In Kürze
Konfliktmanagement bezeichnet den strukturierten Umgang mit betrieblichen Konflikten zwischen Beschäftigten oder Organisationseinheiten. Es umfasst Verfahren zur Prävention, Steuerung und Lösung arbeitsbezogener Auseinandersetzungen.
Definition
Konfliktmanagement ist ein arbeitsrechtliches Instrument zur systematischen Steuerung, Bearbeitung und Prävention von Konflikten im betrieblichen Kontext. Erfasst werden sachliche, zwischenmenschliche oder strukturelle Auseinandersetzungen zwischen Beschäftigten, Führungskräften oder Organisationseinheiten.

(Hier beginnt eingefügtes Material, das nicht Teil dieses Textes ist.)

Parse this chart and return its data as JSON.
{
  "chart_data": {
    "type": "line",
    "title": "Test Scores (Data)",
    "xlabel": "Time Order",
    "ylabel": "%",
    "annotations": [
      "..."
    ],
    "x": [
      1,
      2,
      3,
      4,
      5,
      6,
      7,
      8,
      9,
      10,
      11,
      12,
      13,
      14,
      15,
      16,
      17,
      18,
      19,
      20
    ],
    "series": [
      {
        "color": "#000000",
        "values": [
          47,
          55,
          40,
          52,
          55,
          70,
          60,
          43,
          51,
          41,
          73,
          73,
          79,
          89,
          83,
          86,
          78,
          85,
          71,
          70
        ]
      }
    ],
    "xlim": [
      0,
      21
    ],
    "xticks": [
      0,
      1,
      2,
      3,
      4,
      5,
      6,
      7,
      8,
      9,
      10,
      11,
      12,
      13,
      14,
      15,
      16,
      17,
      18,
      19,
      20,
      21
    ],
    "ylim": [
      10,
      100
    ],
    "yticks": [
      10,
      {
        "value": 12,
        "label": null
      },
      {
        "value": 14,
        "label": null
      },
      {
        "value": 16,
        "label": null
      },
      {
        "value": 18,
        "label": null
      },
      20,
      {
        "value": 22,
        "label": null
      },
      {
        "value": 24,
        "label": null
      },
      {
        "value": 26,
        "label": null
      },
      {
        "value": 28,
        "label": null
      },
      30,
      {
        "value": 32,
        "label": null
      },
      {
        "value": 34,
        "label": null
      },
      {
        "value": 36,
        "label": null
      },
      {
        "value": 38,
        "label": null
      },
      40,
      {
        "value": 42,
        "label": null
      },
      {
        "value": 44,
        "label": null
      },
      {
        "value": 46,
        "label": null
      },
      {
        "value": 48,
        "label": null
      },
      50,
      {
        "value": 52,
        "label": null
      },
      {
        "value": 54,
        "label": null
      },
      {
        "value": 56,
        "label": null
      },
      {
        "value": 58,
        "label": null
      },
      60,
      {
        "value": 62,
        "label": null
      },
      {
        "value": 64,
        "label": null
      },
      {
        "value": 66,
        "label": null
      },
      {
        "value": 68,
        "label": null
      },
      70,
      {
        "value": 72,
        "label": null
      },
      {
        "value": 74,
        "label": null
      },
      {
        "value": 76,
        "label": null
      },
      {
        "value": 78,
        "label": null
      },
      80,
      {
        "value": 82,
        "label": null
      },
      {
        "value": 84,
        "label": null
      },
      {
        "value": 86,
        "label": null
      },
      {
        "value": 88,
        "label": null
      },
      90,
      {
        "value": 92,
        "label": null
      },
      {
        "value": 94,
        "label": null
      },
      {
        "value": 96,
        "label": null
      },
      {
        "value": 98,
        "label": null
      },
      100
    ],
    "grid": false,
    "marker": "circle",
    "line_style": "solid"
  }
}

Voraussetzung ist, dass Konflikte als arbeitsbezogene Störungen mit Auswirkungen auf die Zusammenarbeit eingeordnet sind. Die Anwendung erfolgt durch festgelegte Verfahren, Rollen oder Prozesse innerhalb der betrieblichen Organisation.
Eingesetzt werden interne oder externe Methoden zur Deeskalation, Vermittlung oder strukturellen Klärung. Konfliktmanagement ist funktionsbezogen ausgestaltet und unabhängig von individuellen Schuldzuweisungen oder Bewertungen angelegt.
Die Maßnahmen können informell oder formalisiert erfolgen, ohne zwingend gerichtliche Verfahren einzubeziehen. Konfliktmanagement begründet keine Verpflichtung zur Durchführung bestimmter Konfliktlösungsverfahren.
Abzugrenzen ist es von:
- arbeitsgerichtlichen Streitverfahren
Es ist auf außergerichtliche Konfliktbearbeitung gerichtet. In der Praxis dient Konfliktmanagement der Sicherung betrieblicher Zusammenarbeit, Arbeitsfähigkeit und organisatorischer Stabilität.